Unitary Representations of the Inhomogeneous Lorentz Group and Their Significance in Quantum Physics

Abstract

Minkowski’s great discovery of the spacetime structure behind Einstein’s special theory of relativity (GlossaryTerm

SR

) had an enormous impact on much of twentieth-century physics. (For a historical account of Minkowski’s Raum und Zeit lecture and Poincaré’s pioneering contribution, we refer to [1] and Chap. 2.) The symmetry requirement of physical theories with respect to the automorphism group of Minkowski spacetime – the inhomogeneous Lorentz or Poincaré group – is particularly constraining in the domain of relativistic quantum theory and led to profound insights. Among the most outstanding early contributions are Wigner’s great papers on relativistic invariance [2]. His description of the (projective) irreducible representations of the inhomogeneous Lorentz group, that classified single particle states in terms of mass and spin, has later been taken up on the mathematical side by George Mackey, who developed Wigner’s ideas into a powerful theory with a variety of important applications [3] [4] [5]. Mackey‘s theory of induced representations has become an important part of representation theory for locally compact groups. For certain classes it provides a full description of all irreducible unitary representations.

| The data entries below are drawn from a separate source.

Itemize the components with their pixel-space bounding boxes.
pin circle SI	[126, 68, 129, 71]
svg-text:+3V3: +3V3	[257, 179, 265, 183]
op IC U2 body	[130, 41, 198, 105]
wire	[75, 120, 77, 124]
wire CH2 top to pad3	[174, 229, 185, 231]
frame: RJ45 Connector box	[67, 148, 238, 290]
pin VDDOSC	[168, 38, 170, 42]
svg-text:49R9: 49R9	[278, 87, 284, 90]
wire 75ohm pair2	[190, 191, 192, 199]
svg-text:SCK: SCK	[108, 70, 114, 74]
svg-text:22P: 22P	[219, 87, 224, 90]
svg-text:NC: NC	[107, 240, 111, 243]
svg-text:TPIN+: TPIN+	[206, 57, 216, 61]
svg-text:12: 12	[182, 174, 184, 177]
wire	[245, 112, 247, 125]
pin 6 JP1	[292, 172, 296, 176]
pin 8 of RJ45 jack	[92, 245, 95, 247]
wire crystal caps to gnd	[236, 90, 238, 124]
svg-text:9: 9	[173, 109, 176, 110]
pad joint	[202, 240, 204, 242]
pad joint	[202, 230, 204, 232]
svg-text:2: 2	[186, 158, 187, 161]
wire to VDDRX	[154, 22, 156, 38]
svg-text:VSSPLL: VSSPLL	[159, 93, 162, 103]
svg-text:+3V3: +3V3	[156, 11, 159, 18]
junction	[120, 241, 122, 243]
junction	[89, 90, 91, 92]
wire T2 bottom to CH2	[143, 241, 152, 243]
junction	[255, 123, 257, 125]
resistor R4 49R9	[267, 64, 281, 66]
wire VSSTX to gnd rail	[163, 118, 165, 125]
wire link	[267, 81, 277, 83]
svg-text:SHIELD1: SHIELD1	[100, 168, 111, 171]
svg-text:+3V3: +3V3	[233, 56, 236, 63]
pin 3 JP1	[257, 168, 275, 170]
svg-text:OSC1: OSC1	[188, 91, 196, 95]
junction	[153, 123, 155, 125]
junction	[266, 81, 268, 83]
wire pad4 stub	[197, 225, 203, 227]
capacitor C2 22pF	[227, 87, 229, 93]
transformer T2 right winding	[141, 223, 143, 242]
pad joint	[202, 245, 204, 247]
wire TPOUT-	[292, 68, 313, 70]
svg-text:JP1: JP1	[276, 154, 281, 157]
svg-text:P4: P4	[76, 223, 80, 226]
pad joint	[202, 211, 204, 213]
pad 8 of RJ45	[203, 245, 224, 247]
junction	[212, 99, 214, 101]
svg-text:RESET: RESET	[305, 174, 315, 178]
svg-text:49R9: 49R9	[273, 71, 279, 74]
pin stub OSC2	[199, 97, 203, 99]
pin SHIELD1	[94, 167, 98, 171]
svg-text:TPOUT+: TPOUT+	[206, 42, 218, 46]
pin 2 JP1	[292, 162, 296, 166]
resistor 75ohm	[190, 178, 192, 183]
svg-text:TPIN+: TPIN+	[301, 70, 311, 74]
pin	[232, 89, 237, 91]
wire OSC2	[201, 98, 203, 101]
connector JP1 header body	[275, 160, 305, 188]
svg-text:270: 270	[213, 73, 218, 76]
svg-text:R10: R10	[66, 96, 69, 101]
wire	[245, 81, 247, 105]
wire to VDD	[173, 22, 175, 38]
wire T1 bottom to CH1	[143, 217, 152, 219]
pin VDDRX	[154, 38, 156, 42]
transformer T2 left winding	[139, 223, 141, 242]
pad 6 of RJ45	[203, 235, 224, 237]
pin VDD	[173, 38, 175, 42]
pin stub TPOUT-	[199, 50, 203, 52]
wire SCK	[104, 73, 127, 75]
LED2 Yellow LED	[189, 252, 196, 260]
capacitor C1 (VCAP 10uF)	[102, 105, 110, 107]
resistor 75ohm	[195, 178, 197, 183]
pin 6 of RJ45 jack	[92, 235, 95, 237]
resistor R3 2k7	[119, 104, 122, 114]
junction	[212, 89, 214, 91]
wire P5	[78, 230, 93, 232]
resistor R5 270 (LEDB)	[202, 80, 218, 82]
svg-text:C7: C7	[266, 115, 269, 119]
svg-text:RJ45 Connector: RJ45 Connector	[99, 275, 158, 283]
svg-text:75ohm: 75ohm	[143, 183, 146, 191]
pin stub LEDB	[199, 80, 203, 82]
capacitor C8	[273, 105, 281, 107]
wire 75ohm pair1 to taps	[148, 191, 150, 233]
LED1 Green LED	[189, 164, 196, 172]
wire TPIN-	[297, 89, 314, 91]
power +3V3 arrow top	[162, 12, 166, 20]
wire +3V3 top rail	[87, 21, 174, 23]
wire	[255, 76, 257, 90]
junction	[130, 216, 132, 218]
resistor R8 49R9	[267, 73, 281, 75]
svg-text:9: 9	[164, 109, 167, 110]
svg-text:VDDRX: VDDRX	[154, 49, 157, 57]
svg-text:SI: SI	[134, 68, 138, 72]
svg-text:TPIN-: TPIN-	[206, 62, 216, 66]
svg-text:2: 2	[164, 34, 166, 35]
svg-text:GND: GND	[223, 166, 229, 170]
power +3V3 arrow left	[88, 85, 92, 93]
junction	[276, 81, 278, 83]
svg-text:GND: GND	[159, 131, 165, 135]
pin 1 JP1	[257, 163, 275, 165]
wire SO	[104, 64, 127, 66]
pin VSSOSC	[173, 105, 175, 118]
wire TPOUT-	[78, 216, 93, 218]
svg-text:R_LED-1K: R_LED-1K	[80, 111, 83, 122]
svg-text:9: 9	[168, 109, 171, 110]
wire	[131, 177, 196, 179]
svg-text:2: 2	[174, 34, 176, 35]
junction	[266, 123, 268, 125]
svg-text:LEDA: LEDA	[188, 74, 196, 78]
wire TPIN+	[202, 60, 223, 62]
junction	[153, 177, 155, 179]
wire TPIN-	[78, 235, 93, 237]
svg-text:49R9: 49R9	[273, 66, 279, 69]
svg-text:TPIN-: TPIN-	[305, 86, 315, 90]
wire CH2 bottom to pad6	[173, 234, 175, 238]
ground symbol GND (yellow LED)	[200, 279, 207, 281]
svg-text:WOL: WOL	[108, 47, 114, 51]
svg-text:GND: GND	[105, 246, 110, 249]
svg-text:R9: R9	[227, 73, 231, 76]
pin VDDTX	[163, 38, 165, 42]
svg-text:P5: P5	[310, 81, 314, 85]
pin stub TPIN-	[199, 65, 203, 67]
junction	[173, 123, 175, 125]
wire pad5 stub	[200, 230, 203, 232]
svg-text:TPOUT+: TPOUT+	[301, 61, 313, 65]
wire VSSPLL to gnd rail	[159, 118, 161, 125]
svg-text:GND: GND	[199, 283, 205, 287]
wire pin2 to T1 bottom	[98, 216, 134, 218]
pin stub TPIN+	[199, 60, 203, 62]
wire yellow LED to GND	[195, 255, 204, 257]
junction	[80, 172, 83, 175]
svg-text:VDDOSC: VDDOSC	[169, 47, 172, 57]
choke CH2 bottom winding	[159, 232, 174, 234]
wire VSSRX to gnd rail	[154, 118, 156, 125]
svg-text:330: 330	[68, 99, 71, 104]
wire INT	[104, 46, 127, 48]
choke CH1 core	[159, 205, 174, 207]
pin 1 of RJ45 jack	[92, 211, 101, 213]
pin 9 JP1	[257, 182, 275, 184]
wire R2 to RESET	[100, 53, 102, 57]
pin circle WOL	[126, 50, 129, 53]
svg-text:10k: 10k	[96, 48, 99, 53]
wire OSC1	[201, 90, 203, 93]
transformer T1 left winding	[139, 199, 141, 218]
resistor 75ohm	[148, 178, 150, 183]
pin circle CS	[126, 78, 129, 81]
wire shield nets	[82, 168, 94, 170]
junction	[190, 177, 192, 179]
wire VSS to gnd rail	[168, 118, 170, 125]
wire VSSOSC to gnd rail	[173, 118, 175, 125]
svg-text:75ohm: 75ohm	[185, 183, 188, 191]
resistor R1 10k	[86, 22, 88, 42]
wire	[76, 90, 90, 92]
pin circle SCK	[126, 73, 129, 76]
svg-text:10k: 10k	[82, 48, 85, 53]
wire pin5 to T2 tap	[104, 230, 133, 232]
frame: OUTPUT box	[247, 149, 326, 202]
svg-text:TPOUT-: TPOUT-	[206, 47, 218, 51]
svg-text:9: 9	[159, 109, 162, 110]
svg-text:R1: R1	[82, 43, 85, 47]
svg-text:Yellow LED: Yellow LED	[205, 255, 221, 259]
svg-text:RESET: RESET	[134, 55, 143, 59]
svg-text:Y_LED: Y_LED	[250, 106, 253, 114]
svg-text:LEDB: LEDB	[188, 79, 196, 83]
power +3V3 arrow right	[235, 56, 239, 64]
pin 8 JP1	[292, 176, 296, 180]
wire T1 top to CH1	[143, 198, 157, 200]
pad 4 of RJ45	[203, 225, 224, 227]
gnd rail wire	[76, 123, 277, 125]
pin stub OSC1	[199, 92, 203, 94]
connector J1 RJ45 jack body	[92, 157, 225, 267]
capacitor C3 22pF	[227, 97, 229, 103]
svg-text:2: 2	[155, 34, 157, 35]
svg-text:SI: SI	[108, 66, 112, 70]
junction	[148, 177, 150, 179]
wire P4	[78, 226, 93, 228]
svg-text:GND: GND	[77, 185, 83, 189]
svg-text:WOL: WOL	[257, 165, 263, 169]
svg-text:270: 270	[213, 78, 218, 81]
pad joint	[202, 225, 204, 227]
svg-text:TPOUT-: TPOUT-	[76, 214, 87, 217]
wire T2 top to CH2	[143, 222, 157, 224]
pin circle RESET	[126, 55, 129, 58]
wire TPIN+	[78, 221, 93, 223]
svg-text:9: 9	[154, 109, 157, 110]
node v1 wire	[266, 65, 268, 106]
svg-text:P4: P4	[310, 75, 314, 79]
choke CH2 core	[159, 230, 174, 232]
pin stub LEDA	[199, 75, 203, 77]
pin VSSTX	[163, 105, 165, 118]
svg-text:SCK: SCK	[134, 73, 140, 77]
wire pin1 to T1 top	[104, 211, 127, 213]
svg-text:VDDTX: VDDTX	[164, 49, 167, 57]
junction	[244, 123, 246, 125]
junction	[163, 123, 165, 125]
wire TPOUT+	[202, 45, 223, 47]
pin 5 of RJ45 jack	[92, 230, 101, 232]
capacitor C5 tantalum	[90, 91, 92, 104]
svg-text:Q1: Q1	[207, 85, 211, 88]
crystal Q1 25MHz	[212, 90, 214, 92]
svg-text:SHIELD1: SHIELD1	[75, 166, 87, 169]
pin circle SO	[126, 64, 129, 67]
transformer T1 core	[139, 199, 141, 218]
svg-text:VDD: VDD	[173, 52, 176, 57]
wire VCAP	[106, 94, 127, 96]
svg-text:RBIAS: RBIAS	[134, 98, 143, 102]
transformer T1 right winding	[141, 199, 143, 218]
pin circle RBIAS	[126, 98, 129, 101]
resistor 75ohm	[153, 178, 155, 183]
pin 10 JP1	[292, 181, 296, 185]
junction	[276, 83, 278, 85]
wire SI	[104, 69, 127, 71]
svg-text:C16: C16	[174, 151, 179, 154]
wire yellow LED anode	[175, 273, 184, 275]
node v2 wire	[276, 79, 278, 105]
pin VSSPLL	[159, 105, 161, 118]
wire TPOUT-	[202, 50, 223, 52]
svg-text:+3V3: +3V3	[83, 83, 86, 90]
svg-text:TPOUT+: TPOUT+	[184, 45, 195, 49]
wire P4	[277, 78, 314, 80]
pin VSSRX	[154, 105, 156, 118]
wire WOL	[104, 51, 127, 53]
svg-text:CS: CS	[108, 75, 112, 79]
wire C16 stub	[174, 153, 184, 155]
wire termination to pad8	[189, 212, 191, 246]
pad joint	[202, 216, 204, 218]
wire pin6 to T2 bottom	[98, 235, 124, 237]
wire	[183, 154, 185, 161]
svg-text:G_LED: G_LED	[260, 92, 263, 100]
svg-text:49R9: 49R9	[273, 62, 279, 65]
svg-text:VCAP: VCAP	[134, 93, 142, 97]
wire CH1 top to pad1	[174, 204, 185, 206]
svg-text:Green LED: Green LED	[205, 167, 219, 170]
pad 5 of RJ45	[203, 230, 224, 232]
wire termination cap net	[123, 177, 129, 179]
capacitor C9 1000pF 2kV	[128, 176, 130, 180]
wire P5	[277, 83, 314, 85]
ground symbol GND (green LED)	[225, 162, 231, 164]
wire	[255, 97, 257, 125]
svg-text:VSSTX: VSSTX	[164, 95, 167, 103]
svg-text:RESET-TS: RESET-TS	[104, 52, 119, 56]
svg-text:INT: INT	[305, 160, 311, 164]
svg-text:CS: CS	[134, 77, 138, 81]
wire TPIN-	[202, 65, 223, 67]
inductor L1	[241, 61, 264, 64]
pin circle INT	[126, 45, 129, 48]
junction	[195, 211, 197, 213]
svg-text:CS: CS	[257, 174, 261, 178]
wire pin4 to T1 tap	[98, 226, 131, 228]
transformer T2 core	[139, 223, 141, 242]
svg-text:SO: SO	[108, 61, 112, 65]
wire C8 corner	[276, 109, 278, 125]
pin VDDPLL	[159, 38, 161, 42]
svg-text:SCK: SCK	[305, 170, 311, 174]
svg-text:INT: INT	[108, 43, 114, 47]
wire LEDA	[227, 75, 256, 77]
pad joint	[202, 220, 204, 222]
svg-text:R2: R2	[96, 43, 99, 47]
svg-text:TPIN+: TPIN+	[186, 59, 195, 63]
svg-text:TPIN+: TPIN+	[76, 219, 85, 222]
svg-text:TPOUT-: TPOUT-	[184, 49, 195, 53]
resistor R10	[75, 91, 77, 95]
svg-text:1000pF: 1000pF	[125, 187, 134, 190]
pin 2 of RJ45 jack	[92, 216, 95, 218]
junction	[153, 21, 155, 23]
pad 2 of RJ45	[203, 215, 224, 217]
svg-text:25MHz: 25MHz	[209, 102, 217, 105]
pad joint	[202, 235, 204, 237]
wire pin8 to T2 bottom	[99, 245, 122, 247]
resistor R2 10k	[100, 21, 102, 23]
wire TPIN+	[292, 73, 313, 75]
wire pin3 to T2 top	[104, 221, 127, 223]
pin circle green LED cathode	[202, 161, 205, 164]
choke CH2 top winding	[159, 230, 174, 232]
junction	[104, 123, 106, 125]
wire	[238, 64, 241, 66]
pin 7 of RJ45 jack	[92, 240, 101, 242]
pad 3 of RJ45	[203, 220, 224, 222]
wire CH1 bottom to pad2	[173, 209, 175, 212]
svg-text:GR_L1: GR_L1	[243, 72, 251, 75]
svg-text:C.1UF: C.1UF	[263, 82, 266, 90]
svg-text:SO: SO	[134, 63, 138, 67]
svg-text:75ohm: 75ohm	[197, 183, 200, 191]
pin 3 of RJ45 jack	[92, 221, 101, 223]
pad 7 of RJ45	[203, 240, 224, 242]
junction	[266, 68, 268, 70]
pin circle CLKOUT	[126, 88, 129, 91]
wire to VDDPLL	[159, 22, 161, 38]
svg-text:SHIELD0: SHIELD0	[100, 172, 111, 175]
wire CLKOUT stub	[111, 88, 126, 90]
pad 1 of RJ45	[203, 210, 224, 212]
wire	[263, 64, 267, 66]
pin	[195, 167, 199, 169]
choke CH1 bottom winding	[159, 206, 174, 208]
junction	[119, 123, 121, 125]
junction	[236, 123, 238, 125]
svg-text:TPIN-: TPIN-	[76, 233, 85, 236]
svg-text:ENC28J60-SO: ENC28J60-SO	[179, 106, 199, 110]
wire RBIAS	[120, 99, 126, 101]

We find it rather astonishing that this important classical subject is not treated anymore in most modern textbooks on quantum field theory.

I shall begin with general remarks on symmetries in quantum theory, and then repeat Wigner’s heuristic analysis of the unitary representations of the homogeneous Lorentz group (more precisely, of the universal covering group of the one-component of that group). This will lead us to those parts of Mackey’s theory of induced representations which are particularly useful for physicists. In the final section, we shall describe free classical and quantum fields for arbitrary spin, and show that locality implies the normal spin–statistics connection. We shall see that the theory of free fields is a straightforward application of Wigner’s representations of the inhomogeneous Lorentz group. (Since the quantum theory for massless fields poses delicate problems – as is well known for spin 1 – we treat only the massive case.)